On me dit alors de faire une demande de conciliation, qui peut s’activer derrière un refus. On ne peut plus trop se déplacer, donc bien entendu, j’envoie mes courriers en recommandé. Sans succès. N’ayant pas de réponse, je décide de me rendre sur place. La MDPH prétend ne rien avoir réceptionné et je demande en réponse si c’est bien leur tampon sur mon accusé de réception. Après ce constat, la personne avec qui j’échange me demande en toute incohérence de rédiger une nouvelle demande de conciliation sur place au guichet. Évidemment, je m’exécute, car je n’ai pas d’autre solution, je suis dans l’urgence.

Dans mon esprit, le temps d’attente raisonnable pour traiter un courrier est de deux mois, ainsi, je les appelle passé ce délai de façon hebdomadaire. Je ne les embête pas tous les jours, je ne prends aucun plaisir à téléphoner. Les premiers retours téléphoniques me donnent des délais de 12 mois pour traiter ma demande, c’est pour moi l’incompréhension totale. Je reste donc ainsi sans revenus et décide d’y retourner six mois après. On me demande si j’ai reçu leur courrier à la maison et je réponds que non. Alors une personne me sort un duplicata et me dit que compte tenu de la situation Covid et le grand nombre de demandes, il ne traite plus les conciliations ! Lorsque je demande ce que je dois faire, on me suggère de faire un recours, une procédure qui dépend du service juridique. Cela fait maintenant deux ans que j’attends une issue et que je suis en grande difficulté.

« J’ai toujours acheté mes fauteuils roulants moi-même. »

À chaque fois que j’y pense, j’essaie de trouver des raisons rationnelles… La chose qui ressort quand je discute de ma situation avec des proches, c’est qu’étant donné que je suis chef d’entreprise, je n’ai pas tant besoin de cette allocation. Je trouve cela absurde, car ça ne veut pas dire que je n’ai pas besoin d’aide et que mes 80 % d’invalidité ont disparu. Je ne réclame pas grand-chose. J’ai toujours acheté mes fauteuils roulant moi-même.

Depuis la crise pandémique, c’est plus dur, même si nous ne sommes plus confinés, les gens sont en télétravail. Heureusement, j’ai aujourd’hui un entourage et j’arrive à me débrouiller.

Cependant, je connais des personnes handicapées, qui ont des handicaps plus visibles que le mien, qui ont plus de charisme que moi et qui sont plus intelligentes ; et je comprends maintenant, pourquoi elles finissent par abandonner.
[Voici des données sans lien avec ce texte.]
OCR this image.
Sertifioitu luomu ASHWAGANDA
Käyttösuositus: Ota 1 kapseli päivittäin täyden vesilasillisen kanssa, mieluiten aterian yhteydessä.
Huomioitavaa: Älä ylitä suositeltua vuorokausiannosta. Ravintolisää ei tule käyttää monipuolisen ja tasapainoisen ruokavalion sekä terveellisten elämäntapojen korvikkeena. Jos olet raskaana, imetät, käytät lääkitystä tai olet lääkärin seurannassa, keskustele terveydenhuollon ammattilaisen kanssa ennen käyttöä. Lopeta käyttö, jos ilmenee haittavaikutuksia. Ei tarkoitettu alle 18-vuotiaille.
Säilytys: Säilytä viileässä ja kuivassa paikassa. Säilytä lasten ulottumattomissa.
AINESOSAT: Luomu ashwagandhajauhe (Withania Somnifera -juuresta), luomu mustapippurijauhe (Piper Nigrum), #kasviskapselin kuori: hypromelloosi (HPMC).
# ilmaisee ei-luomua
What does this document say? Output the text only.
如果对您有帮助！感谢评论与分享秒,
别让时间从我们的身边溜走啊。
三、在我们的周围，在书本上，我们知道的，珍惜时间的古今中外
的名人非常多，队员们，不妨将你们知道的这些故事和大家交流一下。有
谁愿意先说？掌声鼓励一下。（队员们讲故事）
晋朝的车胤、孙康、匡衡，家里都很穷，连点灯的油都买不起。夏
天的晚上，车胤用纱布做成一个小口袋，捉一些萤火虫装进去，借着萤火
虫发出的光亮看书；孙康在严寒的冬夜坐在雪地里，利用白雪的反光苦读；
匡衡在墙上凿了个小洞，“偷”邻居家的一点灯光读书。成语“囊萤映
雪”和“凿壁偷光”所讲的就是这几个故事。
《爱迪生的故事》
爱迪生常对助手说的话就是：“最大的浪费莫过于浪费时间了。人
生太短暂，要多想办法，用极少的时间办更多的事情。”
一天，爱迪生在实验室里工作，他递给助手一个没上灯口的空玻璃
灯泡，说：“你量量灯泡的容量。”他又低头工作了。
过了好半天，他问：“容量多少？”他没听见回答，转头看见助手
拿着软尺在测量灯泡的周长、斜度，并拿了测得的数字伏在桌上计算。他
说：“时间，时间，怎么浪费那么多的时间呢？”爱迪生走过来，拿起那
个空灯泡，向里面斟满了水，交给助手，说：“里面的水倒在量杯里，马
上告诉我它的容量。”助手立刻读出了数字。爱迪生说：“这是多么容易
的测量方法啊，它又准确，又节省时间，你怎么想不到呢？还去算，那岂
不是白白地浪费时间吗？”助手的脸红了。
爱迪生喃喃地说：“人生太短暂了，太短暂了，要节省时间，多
Je crois être quelqu’un de bienveillant. Si je peux apporter un peu avec mon témoignage, ma petite expérience, je le fais, je pense que c’est important. »

  • *Le service PAM – Pour Aider à la Mobilité – est un service public de transport à la demande.
  • **La reconnaissance de la qualité de travailleur handicapé (RQTH) permet l’accès à un ensemble de mesures favorisant le maintien dans l’emploi ou l’accès à un nouvel emploi.